L'analyse du lieu, dans le cas présent, le pavillon de thé, et l'analyse du faire, en l'occurrence un faire codifié par des préceptes explicites, ceux relatifs à la cérémonie du thé, sont les deux places indissociables d'une seule et unique entreprise : reconstruire et comprendre une certaine configuration spatiale qui, tout en réglant les relations entre des sujets, n'existe elle-même, en sa forme, qu'en fonction des règles syntaxiques et sémantiques immanentes au type d'interaction rituelle censée s'y dérouler. L'expression "architecture du thé" nous paraît, de ce point de vue, un raccourci heureux pour désigner l'objet syncrétique visé, à la fois dispositif topologique et régulation intersubjective relevant d'une anthropologie.
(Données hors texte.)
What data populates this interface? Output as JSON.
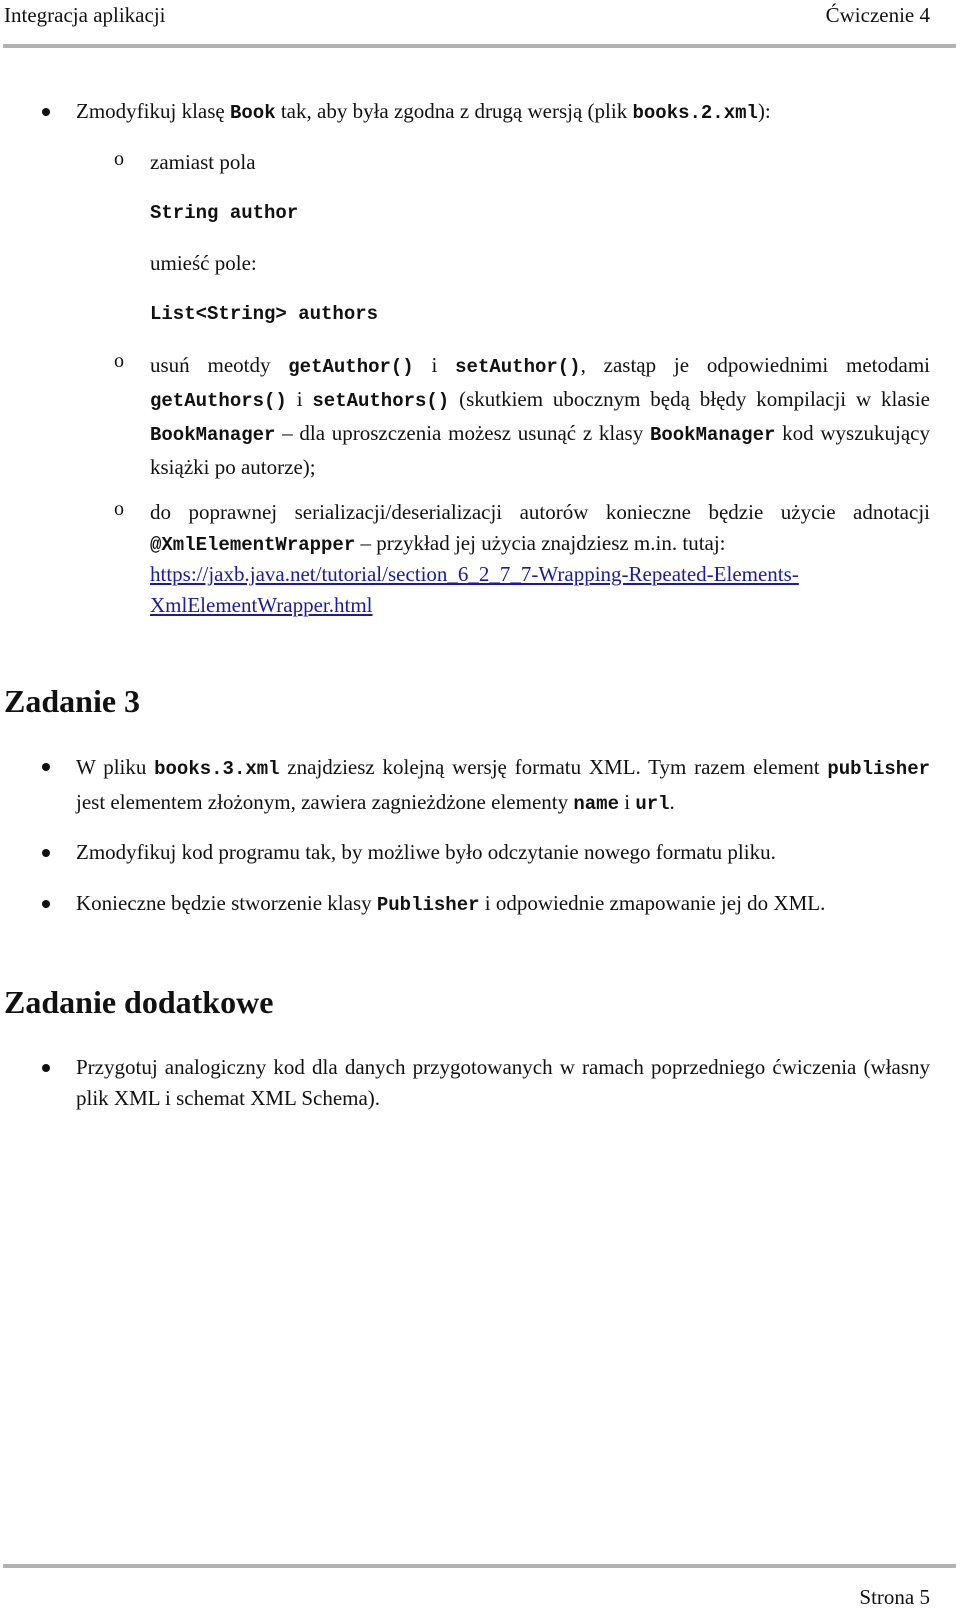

Sur un plan plus technique, le texte qu'on va lire contient en outre un certain nombre d'hypothèses et de propositions intéressant directement la problématique générale de l'analyse du discours. Ainsi par exemple des deux lectures, taxinomique et dynamique, du carré sémiotique ou, surtout, de ce qui concerne les procédures de la négation non verbale, comme de ce qui touche aux transformations que l'intervention du niveau énonciatif peut opérer sur un contenu énoncif débrayé, débouchant sur la production d'effets de sens les uns de type polémique, les autres de type contractuel.
Ce qui bien sûr n'exclut nullement, au contraire, quelques pas pour finir en beauté du côté de la dimension esthétique de la pratique et des objets étudiés.